Of course in some environments you can do just that. Tell the annoying user they can’t connect their stupid device to the network because it’s too crappy. Sometimes we do. There are some devices that we can’t support on our enterprise Wi-Fi network: Sonos, Philips Hue, chromecast, to name just a few and there are technical barriers to this.

However for the most part we don’t get to choose the device users buy, or control how it interacts with our network. More importantly what is our job? In the university environment we have to maintain a reliable, high performance network that supports the research and education aims of the institution. That means meeting the requirements of the academic departments, finding away to support what they need to do within the technical limitations….. and even working around those where we need to.
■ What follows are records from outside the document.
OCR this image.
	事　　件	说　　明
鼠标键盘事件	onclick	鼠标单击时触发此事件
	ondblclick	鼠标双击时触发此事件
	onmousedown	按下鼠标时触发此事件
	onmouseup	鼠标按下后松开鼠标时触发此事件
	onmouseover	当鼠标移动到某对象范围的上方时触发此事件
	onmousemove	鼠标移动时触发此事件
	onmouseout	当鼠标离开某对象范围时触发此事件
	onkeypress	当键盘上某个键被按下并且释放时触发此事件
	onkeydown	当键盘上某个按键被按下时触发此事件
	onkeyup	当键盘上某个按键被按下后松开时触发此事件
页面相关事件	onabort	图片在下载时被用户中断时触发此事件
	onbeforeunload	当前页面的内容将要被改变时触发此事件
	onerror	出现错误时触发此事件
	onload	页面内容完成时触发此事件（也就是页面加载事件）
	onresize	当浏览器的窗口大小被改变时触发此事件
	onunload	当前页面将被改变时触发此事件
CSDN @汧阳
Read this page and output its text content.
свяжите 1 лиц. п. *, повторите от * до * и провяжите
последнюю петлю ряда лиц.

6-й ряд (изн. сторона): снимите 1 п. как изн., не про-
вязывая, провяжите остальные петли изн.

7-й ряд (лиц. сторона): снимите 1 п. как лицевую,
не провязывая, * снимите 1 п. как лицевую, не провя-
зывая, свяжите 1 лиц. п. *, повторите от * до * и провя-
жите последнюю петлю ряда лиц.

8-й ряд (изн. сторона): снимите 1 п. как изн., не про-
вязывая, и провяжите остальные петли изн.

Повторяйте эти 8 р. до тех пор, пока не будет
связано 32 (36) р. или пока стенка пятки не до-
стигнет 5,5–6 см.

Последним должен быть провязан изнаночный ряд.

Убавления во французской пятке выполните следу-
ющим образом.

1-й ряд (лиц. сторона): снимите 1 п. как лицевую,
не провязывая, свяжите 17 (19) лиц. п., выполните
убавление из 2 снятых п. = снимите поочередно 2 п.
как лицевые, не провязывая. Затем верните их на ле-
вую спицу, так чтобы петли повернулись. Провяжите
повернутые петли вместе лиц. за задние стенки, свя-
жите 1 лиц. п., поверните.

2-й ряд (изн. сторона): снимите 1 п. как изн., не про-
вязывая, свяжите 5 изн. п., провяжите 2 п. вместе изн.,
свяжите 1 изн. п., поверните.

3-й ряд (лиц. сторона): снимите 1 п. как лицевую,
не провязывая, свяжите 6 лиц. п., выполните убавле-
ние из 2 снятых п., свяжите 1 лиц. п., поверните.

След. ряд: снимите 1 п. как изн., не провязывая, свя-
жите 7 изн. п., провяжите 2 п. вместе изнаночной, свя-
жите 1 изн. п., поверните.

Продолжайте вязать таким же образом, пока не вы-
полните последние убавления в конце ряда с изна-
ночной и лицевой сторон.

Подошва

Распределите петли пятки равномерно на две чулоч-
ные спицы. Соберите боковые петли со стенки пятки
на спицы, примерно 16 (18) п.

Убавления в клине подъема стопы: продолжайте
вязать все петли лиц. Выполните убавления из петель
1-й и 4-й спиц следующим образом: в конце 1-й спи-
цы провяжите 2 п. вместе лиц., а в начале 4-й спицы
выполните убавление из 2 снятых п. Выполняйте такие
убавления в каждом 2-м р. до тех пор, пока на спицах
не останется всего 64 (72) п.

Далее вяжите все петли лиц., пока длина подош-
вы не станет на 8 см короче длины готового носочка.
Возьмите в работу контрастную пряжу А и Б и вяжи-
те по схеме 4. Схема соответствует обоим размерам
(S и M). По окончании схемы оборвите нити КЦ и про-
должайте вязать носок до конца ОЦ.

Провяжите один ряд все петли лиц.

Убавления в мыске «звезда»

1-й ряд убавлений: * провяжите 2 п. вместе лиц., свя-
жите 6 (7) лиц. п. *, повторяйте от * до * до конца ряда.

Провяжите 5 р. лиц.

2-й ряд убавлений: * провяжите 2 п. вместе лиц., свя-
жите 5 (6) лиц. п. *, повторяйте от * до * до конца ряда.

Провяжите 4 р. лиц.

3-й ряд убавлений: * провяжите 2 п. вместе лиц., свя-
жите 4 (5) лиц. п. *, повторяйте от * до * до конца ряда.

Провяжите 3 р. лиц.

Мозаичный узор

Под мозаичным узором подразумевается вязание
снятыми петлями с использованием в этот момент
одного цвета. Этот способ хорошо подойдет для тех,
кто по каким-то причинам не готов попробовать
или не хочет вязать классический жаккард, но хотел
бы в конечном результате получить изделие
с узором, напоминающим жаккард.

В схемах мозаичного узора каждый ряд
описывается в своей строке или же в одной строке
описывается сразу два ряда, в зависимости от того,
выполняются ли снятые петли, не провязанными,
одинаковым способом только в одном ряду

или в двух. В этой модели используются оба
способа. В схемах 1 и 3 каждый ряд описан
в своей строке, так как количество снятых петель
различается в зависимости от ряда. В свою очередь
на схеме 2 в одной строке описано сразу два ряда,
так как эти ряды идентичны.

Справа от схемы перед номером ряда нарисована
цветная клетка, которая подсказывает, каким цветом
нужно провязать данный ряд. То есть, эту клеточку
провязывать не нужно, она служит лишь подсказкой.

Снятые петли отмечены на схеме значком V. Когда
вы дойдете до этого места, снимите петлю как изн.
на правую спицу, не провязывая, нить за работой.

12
When dealing with people who are highly intelligent and resourceful if you don’t provide a way for them to do what they feel is necessary, they’ll find their own way. In doing so they might break things for other people and create a support nightmare further down the road.

I have spent hours messing about with crappy domestic printers bought on the high street on a credit card because I simply hadn’t dealt with issues around printing adequately.

I’m fortunate to work as part of an IT department that has an excellent reputation within our institution. It wasn’t always the case and not very long ago the standard answer to many requests was “no, we can’t/won’t do that”. It has taken years to unpick some of the systems built by departments when central IT couldn’t or wouldn’t help them and they had to find their own way.

I’m not going to suggest the user is always right because we know that’s nonsense. What I will say is put the user first. Your IT policy or administrative convenience is not more important than what the user needs to do.

Let me bring this back to Wi-Fi with an example. Our Aruba system uses centralised forwarding, where all client traffic is tunneled to controllers in the data centre. Some departments have a need for an SSUD that bridges to a local vlan. Right now we can’t support that, because we have to switch on control plane security – a major change. So we could say “no, can’t help” or find a way to do something with an additional controller or standalone AP, and that’s what I did.

You can bet that otherwise we’d see additional rogue APs popping up with departmental SSIDs that would screw with the RF space and be unsupportable. I’d much rather bend, or bin, the policy and keep better control of the network.